En marge de l’exposition Jules Adler (1865-1952). Peindre sous la troisième République sagacement commentée par Alexandre Lafore dans La Tribune de l’Art (voir l’article), signalons deux dessins inédits, en main privée, d’un certain intérêt, croyons-nous, pour notre approche de l’artiste.
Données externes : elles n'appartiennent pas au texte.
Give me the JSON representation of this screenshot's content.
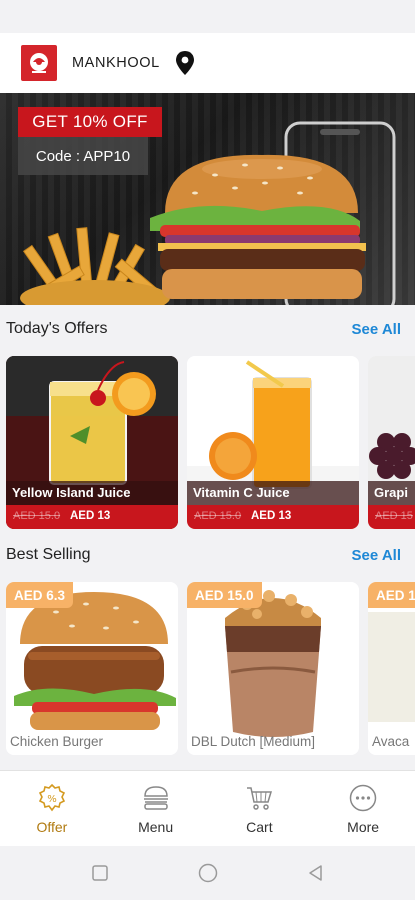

- 1. Jules Adler (1865-1952)
Étude de détails pour le Matin de Paris, vers 1905
Mine de plomb sur papier, 24 x 18 cm
Paris, collection particulière
Photo : Marc Jeanneteau - Voir l´image dans sa page
- 2. Jules Adler (1865-1952)
Matin de Paris ; le faubourg, 1905
Huile sur toile, 200 x 160 cm.
Limoges, Fédération patronale du Bâtiment et des Travaux publics de la Haute-Vienne
Photo : Alain Leprince, Roubaix - Voir l´image dans sa page
Soit tout d’abord, une modeste petite feuille signée d’Adler (ill. 1) mais porteuse d’une inscription autographe riche de sens [1]. Il s’agit d’une triple étude de tête de la jeune femme qui, dans l’attendrissante composition du Matin de Paris ; le faubourg (ill. 2), s’avance au premier plan de la foule. Cette peinture de Jules Adler exposée au Salon des Artistes français à Paris en 1905 était perdue de vue depuis. Elle vient de réapparaître de façon quelque peu imprévue en provenance de Limoges, non pas du musée de l’endroit mais d’un hôtel particulier appartenant à la Fédération patronale du Bâtiment et des Travaux Publics du Limousin [2], et ce, pour figurer in extremis à l’étape roubaisienne de l’exposition Adler en 2019 (elle faisait encore défaut aux présentations de Dole puis d’Évian [2017-2018] et n’avait pu de ce fait être reproduite dans le catalogue – édité en 2017 – commun aux trois villes où se tint cette rétrospective). Déjà, La Tribune de l’Art insistait à bon escient sur ce qui constitue une belle (re)trouvaille, quand bien même elle ne concerne pas, il faut le reconnaitre, l’une des œuvres marquantes de l’artiste comme le sont l’emblématique Grève du Creusot de 1899 ou les rudes Haleurs de 1904, le pittoresque Accident de 1912 ou, plus encore, les délicieuses Communiantes. Printemps de Paris de 1923 et l’ultime Paris vu du Sacré-Cœur de 1936 qui a été d’ailleurs choisi avec beaucoup d’à-propos pour illustrer la couverture du catalogue de cette exposition en l’honneur d’Adler. Par chance, le Matin de Paris, lui, était reproduit (ill. 3) dans le catalogue du Salon de 1905 [3] , ce qui permettait d’identifier à coup sûr le tableau de Limoges, comme le confirment les signature et date visibles en bas à droite de la toile.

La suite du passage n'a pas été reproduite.